Technology shift: AI tools are handling some research, analysis, and slide generation. Junior consultant tasks (benchmarking, market sizing, deck formatting) are partially automatable. The relationship, judgment, and client management at senior levels are not.

Honest Pros and Cons

The Good

  • Steep learning curve across industries
  • Exceptional exit opportunities
  • Strong compensation at top firms
  • Exposure to C-suite and board-level problems
  • Structured career path with clear milestones
  • Travel (pro for some)

The Hard Truth

  • Monday-Thursday travel is relentless
  • 60-70+ hour weeks are normal
  • Work is often more execution than strategy
  • Up-or-out promotion culture
  • Client relationships can be adversarial
  • Travel (con for most, eventually)
"Year one I thought the travel was glamorous. Year three I had elite status on three airlines, a drawer full of hotel keycards, and a relationship that ended because I was never home on a Tuesday."
Aisha, former principal, MBB, 6 years, SF (now in tech)

Career Paths

Business Analyst (undergrad entry)

$110K - $140K total

2-year program. Data, analysis, slides. The entry credential.

Consultant (post-MBA)

$190K - $250K total

Leading workstreams, managing analysts, client-facing.

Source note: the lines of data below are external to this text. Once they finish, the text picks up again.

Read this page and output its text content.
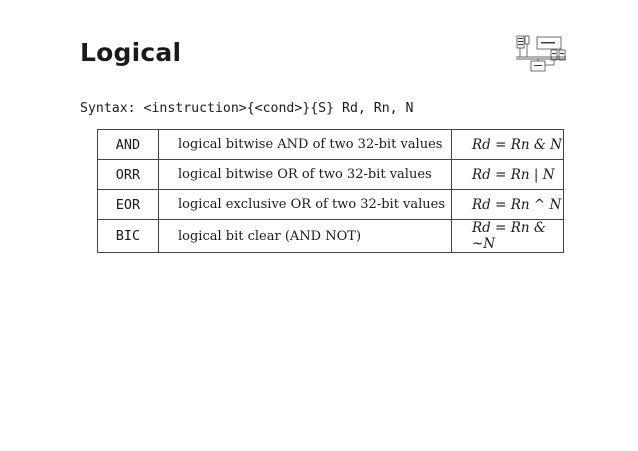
Logical
Syntax: <instruction>{<cond>}{S} Rd, Rn, N
AND	logical bitwise AND of two 32-bit values	Rd = Rn & N
ORR	logical bitwise OR of two 32-bit values	Rd = Rn | N
EOR	logical exclusive OR of two 32-bit values	Rd = Rn ^ N
BIC	logical bit clear (AND NOT)	Rd = Rn & ~N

Engagement Manager / Project Lead

$250K - $350K total

Running engagements. Managing client relationships and team delivery.

Principal / Associate Partner

$350K - $600K total

Originating work, building practice areas, thought leadership.

Partner

$500K - $2M+

Rainmaker. Client relationships, firm leadership, P&L ownership.

Exit: Corporate Strategy / Tech

$150K - $300K+

Where most consultants go. Strategy, ops, or product roles in industry.

Go Deeper

We've talked to working professionals about every angle. Real voices, real numbers, zero sugarcoating.

Frequently Asked Questions

How much do management consultants make?
MBB business analysts start at $110,000 to $140,000 total. Post-MBA consultants start at $190,000 to $250,000. Partners earn $500,000 to $2M+. Big Four advisory pays 20-40 percent less than MBB at equivalent levels.
Is management consulting a good career?
For people who want rapid learning, diverse industry exposure, and strong exit opportunities, yes. Tradeoffs: relentless travel, 60-70+ hour weeks, up-or-out culture, and work that's often more execution than strategy.
How do you get into management consulting?
Target school + case interview prep for undergrad entry. Top MBA program for post-MBA entry. Case interviews require 2-4 months of preparation. Non-target school candidates can break in through networking and Big Four advisory.
How long do people stay in consulting?
Most leave after 2-3 years. The consulting credential opens doors to corporate strategy, tech companies, PE, and startups. Some pursue the partner track (7-12 years). The exit opportunities are a major part of the career's value.